High levels of these chemical byproducts of tobacco smoke in the urine were linked to lung-cancer rates as much as 8.5 times higher than those of other smokers, said Jian-Min Yuan, the study leader and an associate professor of public health at the University of Minnesota in Minneapolis. He spoke in Denver today at the American Association for Cancer Research meeting.
Lung tumors are the most lethal form of cancer in the U.S., spurring 161,840 deaths and 215,020 new cases in 2008, according to the American Cancer Society, based in Atlanta. While there are about 60 possible carcinogens in tobacco smoke, pinpointing byproducts, or metabolites, that may spur the malignancies may help prevention, Yuan said.
“If we can identify a smoker with a high level of metabolites, and down the road they have a higher risk of lung cancer, public health workers can get them motivated to quit smoking,” Yuan said in an April 16 telephone interview. “If they can’t quit, we can do more intensive screening to find very small lung cancers that can be treated.”
Yuan analyzed varying levels of metabolites in the urine of about 500 smokers drawn from the Shanghai Cohort Study and the Singapore Chinese Health Study, funded by the U.S. National Cancer Institute in Bethesda, Maryland. Dividing smokers into those having high, medium and low levels of the two chemicals, the researchers followed lung cancer diagnoses for 10 years.
Risk Factors
Smokers with high levels of a byproduct called NNAL -- a known carcinogen in lab animals -- had twice the risk of getting lung cancer compared with smokers who had low levels.
People with high urine levels of cotinine, a nicotine byproduct, had three times the risk of those with low levels. Smokers with high levels of both NNAL and cotinine were 8.5 times more likely to get lung cancer than comparable smokers who had low levels of both chemicals.
The two chemicals appeared to be independent risk factors for lung cancer, even after adjusting for daily pack usage and the number of years of smoking reported by study participants, Yuan said.
The urine test isn’t available for use by doctors, Yuan said.

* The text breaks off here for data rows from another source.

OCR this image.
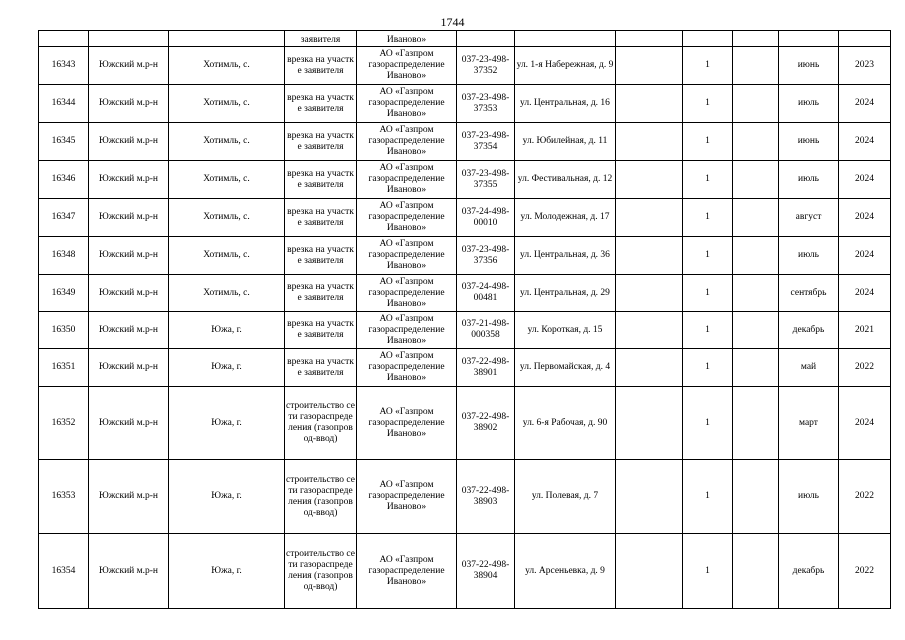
1744
			заявителя	Иваново»							
16343	Южский м.р-н	Хотимль, с.	врезка на участке заявителя	АО «Газпром газораспределение Иваново»	037-23-498-37352	ул. 1-я Набережная, д. 9		1		июнь	2023
16344	Южский м.р-н	Хотимль, с.	врезка на участке заявителя	АО «Газпром газораспределение Иваново»	037-23-498-37353	ул. Центральная, д. 16		1		июль	2024
16345	Южский м.р-н	Хотимль, с.	врезка на участке заявителя	АО «Газпром газораспределение Иваново»	037-23-498-37354	ул. Юбилейная, д. 11		1		июнь	2024
16346	Южский м.р-н	Хотимль, с.	врезка на участке заявителя	АО «Газпром газораспределение Иваново»	037-23-498-37355	ул. Фестивальная, д. 12		1		июль	2024
16347	Южский м.р-н	Хотимль, с.	врезка на участке заявителя	АО «Газпром газораспределение Иваново»	037-24-498-00010	ул. Молодежная, д. 17		1		август	2024
16348	Южский м.р-н	Хотимль, с.	врезка на участке заявителя	АО «Газпром газораспределение Иваново»	037-23-498-37356	ул. Центральная, д. 36		1		июль	2024
16349	Южский м.р-н	Хотимль, с.	врезка на участке заявителя	АО «Газпром газораспределение Иваново»	037-24-498-00481	ул. Центральная, д. 29		1		сентябрь	2024
16350	Южский м.р-н	Южа, г.	врезка на участке заявителя	АО «Газпром газораспределение Иваново»	037-21-498-000358	ул. Короткая, д. 15		1		декабрь	2021
16351	Южский м.р-н	Южа, г.	врезка на участке заявителя	АО «Газпром газораспределение Иваново»	037-22-498-38901	ул. Первомайская, д. 4		1		май	2022
16352	Южский м.р-н	Южа, г.	строительство сети газораспределения (газопровод-ввод)	АО «Газпром газораспределение Иваново»	037-22-498-38902	ул. 6-я Рабочая, д. 90		1		март	2024
16353	Южский м.р-н	Южа, г.	строительство сети газораспределения (газопровод-ввод)	АО «Газпром газораспределение Иваново»	037-22-498-38903	ул. Полевая, д. 7		1		июль	2022
16354	Южский м.р-н	Южа, г.	строительство сети газораспределения (газопровод-ввод)	АО «Газпром газораспределение Иваново»	037-22-498-38904	ул. Арсеньевка, д. 9		1		декабрь	2022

He predicted it will take three to five years to validate the test in ethnic groups around the world, refine the technology, and add other chemical carcinogens such as polycyclic aromatic hydrocarbons to the test panel.
Unanswered Questions
How and why the chemical levels excreted in urine flag cancer vulnerability aren’t known, Yuan said. “We are thinking smokers’ uptake of the tobacco carcinogens is different,” he explained. “Metabolic systems between smokers are different.”
“I view this as the beginning point of developing prediction models,” he added.

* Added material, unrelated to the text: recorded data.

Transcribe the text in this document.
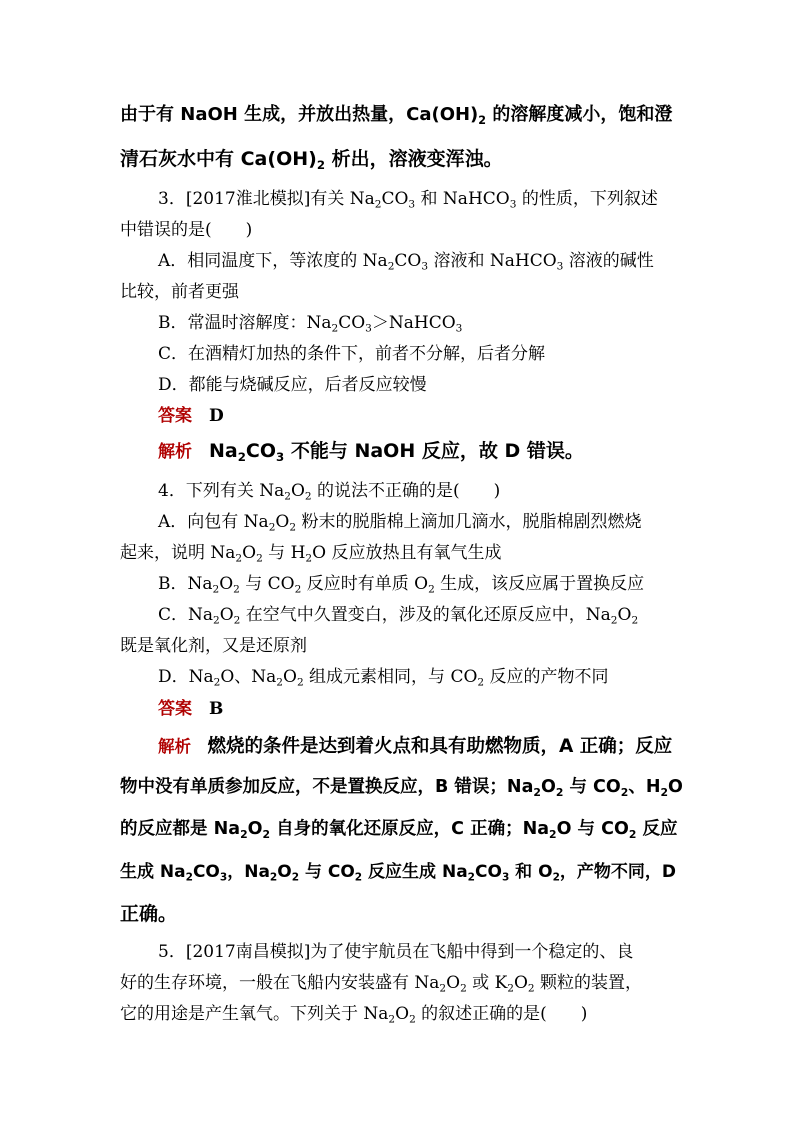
由于有 NaOH 生成，并放出热量，$Ca(OH)_2$ 的溶解度减小，饱和澄
清石灰水中有 $Ca(OH)_2$ 析出，溶液变浑浊。
3．[2017淮北模拟]有关 $Na_2CO_3$ 和 NaHCO$_3$ 的性质，下列叙述
中错误的是(　　)
A．相同温度下，等浓度的 $Na_2CO_3$ 溶液和 NaHCO$_3$ 溶液的碱性
比较，前者更强
B．常温时溶解度：$Na_2CO_3>NaHCO_3$
C．在酒精灯加热的条件下，前者不分解，后者分解
D．都能与烧碱反应，后者反应较慢
答案　 D
解析　 $Na_2CO_3$ 不能与 NaOH 反应，故 D 错误。
4．下列有关 $Na_2O_2$ 的说法不正确的是(　　)
A．向包有 $Na_2O_2$ 粉末的脱脂棉上滴加几滴水，脱脂棉剧烈燃烧
起来，说明 $Na_2O_2$ 与 $H_2O$ 反应放热且有氧气生成
B．$Na_2O_2$ 与 $CO_2$ 反应时有单质 $O_2$ 生成，该反应属于置换反应
C．$Na_2O_2$ 在空气中久置变白，涉及的氧化还原反应中，$Na_2O_2$
既是氧化剂，又是还原剂
D．$Na_2O$、$Na_2O_2$ 组成元素相同，与 $CO_2$ 反应的产物不同
答案　 B
解析　 燃烧的条件是达到着火点和具有助燃物质，A 正确；反应
物中没有单质参加反应，不是置换反应，B 错误；$Na_2O_2$ 与 $CO_2$、$H_2O$
的反应都是 $Na_2O_2$ 自身的氧化还原反应，C 正确；$Na_2O$ 与 $CO_2$ 反应
生成 $Na_2CO_3$，$Na_2O_2$ 与 $CO_2$ 反应生成 $Na_2CO_3$ 和 $O_2$，产物不同，D
正确。
5．[2017南昌模拟]为了使宇航员在飞船中得到一个稳定的、良
好的生存环境，一般在飞船内安装盛有 $Na_2O_2$ 或 $K_2O_2$ 颗粒的装置，
它的用途是产生氧气。下列关于 $Na_2O_2$ 的叙述正确的是(　　)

Margaret K. Offermann, deputy national vice president for research at the cancer society, said identifying patients with the chemical markers in their urine might help in “raising the red flag” in doctors’ offices.
“One can read the riot act to smokers that they’re at risk,” said Offermann, who wasn’t involved in the study. “I wouldn’t use lower levels to reassure people it’s OK to puff away.”